Knocked Up

This humorous and philosophical film — strongly recommended — also offers an implicit market failure argument: raising children is the main thing that goes on in a marriage, yet few of us choose life partners on that basis.  The film suggests that a random allocation might be better than selecting a partner on the grounds of smarts, common interests, attractiveness, how good he or she makes us feel, and so on.

I can think of a few hypotheses:

1. Common interests in life are correlated with common philosophies of child-rearing, so all is well in the marriage market.

2. High-status men and attractive women are also best at raising children, so seek those sorts of partners in any case.

3. Forget what your utility function seems to be telling you, seek a partner who is willing to do all the dirty work when it comes to kids.  Seek submission.  This is worth way more than you at first think.
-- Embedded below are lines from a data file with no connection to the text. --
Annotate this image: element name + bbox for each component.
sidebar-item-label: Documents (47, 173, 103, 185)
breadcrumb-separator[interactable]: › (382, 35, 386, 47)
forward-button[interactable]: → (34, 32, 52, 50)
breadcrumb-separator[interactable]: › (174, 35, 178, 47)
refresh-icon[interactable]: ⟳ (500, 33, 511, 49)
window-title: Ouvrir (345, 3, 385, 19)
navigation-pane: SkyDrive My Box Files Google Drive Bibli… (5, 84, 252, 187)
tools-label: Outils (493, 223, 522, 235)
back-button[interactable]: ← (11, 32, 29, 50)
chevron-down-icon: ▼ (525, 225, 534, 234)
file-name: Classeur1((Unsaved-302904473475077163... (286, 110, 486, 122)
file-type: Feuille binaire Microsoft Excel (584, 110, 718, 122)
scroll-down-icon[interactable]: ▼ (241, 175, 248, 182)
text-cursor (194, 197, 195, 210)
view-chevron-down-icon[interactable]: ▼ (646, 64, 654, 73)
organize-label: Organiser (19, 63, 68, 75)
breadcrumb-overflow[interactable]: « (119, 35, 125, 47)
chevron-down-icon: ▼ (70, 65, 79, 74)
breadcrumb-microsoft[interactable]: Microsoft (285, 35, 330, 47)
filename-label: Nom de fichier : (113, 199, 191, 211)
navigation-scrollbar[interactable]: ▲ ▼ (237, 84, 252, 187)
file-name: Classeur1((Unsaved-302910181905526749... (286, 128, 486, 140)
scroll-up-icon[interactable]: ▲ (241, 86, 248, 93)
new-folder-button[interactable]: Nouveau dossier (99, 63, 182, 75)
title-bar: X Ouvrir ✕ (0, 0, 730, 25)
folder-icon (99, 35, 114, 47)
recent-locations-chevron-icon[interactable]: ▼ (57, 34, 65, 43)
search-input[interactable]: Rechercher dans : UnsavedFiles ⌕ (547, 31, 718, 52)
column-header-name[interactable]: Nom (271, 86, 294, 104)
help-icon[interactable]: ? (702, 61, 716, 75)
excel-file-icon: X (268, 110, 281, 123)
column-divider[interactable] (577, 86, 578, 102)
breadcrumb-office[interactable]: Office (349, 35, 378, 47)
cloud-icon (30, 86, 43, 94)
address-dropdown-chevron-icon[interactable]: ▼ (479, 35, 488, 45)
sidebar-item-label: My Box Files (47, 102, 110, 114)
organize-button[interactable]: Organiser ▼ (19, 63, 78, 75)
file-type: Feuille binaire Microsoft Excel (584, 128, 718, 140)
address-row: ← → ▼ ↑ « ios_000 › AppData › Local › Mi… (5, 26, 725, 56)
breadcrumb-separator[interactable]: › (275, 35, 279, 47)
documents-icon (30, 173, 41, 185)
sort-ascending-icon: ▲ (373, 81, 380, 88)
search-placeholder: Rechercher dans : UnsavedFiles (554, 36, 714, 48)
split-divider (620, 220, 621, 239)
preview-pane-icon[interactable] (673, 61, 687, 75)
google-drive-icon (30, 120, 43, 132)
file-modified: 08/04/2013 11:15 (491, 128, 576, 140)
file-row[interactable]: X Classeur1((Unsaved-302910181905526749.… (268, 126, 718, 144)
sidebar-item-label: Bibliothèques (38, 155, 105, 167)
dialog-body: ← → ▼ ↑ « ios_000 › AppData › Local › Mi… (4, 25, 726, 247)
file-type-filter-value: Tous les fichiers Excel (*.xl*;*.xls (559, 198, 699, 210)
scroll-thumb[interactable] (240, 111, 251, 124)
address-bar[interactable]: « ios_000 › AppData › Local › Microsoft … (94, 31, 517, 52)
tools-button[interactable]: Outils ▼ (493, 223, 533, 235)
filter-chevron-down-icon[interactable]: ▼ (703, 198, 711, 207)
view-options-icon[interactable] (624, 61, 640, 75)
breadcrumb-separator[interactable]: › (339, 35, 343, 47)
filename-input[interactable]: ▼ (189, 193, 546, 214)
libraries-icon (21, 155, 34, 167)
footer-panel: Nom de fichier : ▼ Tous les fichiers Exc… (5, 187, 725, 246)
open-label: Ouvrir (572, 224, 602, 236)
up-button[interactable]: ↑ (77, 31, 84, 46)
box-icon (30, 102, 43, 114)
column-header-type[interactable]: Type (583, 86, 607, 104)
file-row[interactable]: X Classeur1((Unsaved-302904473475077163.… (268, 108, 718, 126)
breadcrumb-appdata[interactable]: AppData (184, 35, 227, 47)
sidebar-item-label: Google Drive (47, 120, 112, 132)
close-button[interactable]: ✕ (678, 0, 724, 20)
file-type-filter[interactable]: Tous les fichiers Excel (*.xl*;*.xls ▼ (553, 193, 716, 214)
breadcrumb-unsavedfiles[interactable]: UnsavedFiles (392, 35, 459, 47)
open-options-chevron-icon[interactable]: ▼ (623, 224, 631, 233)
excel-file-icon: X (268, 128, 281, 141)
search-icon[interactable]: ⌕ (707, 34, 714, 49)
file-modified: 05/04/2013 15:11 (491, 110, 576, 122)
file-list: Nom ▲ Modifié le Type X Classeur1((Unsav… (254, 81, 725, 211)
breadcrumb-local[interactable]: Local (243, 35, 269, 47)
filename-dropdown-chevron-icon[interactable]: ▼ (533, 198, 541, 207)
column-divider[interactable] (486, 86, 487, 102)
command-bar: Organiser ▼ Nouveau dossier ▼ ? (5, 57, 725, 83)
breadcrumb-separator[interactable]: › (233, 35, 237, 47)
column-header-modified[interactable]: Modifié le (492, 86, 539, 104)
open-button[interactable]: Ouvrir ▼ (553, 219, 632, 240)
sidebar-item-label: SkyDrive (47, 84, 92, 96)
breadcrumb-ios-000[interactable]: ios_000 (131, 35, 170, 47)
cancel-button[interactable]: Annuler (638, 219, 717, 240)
4. Common interests hinder effective child-rearing, since it means the partners have more to lose when children take over their lives.  Opt for a low expectations marriage.

5. We should require prospective marriage partners to play sophisticated computer games, mimicking the familial struggles they will later face.  In the limiting case, dating should be replaced by joint kid-raising sessions, using small and unruly robots if necessary (the film in fact portrays this).

6. Judith Harris was right, genes matter but not how you raise your kids.  Marry whomever you want, following nature’s dictates, and neglect the little buggers that result, it doesn’t matter.

None of these hypotheses, in my view, replace the default option of simple market failure.  And yes this is one of the biggest institutional failures in the entire world.